In one case the CFP Board’s appeals committee modified the disciplinary commission sanction against Raymond Martin, a planner in Saratoga Springs, NY, who was the former president of ING Investment Advisors, LLC, a unit of Dutch banking firm ING Groep NV. The commission had recommended that Martin be barred permanently from using the CFP designation, but the appeals panel instead suspended his right to use it for a year and a day.

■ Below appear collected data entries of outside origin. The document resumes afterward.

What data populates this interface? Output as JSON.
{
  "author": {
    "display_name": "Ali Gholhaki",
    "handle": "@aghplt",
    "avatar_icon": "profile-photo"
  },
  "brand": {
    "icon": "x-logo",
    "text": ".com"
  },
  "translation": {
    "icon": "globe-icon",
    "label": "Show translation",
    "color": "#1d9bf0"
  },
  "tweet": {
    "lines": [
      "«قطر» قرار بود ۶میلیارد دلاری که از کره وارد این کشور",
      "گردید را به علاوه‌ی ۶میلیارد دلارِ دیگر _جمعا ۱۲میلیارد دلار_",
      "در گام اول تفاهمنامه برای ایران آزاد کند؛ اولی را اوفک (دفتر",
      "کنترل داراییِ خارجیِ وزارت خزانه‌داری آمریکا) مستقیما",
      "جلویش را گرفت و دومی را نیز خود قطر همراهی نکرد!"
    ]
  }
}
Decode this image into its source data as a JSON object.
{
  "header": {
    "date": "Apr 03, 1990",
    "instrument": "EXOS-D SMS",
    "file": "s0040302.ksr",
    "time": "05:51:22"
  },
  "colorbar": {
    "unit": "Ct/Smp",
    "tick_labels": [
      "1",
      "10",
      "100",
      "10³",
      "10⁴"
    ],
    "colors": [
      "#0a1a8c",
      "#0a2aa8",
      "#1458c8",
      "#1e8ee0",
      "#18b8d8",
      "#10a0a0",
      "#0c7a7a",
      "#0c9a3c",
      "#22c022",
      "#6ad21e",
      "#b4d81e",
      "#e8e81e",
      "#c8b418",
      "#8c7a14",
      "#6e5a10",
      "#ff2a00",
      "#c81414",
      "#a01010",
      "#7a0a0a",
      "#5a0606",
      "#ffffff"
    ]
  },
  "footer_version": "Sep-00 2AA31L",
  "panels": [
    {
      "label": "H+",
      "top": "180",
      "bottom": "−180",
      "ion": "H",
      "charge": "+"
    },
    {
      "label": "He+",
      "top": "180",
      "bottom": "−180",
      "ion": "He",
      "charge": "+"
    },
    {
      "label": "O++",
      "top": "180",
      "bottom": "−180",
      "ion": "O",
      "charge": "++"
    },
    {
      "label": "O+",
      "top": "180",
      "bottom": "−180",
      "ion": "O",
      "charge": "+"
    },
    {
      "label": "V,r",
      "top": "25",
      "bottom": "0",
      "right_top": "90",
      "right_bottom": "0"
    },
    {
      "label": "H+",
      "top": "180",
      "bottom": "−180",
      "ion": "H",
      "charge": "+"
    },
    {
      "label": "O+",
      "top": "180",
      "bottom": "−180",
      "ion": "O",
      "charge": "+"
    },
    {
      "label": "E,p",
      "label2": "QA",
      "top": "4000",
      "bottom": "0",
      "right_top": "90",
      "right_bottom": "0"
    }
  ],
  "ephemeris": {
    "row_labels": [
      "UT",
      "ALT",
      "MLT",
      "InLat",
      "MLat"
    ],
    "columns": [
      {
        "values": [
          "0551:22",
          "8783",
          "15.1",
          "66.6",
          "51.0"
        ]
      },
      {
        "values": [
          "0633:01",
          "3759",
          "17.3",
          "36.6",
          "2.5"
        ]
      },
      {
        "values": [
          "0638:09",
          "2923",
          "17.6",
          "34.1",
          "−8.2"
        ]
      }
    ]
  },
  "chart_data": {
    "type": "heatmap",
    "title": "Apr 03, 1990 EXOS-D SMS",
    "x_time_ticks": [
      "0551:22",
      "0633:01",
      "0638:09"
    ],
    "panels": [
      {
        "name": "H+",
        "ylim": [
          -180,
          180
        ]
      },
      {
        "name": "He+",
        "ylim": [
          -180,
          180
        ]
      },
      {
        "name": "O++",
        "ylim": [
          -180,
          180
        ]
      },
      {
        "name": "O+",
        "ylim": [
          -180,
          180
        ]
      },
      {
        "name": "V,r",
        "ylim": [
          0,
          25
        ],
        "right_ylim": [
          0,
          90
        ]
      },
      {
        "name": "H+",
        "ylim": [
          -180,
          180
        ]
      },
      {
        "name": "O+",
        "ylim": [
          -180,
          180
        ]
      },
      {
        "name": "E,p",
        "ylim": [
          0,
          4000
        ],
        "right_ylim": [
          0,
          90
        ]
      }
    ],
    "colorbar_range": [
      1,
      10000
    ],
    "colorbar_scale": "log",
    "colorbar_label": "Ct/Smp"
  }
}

Martin had earlier been suspended from working in the U.S. brokerage industry for six months by the Financial Industry Regulatory Authority for conducting his advisory business without informing his employer and brokers who executed trades for the business and was fined $5,000. The CFP appeals panel affirmed the findings of its disciplinary commission based on the FINRA action, but said the recommended lifetime ban “was not supported” by the Board’s sanction guidelines.

Martin could not be reached for comment.

The CFP Board has been trying to beef up its enforcement program in recent years, but also conducts Web seminars to help advisers avoid infractions. The next Web seminar, scheduled for July 31, is closely tied to the Goldfarb sanction. It is titled, “How to Avoid Misleading Compensation Disclosures.”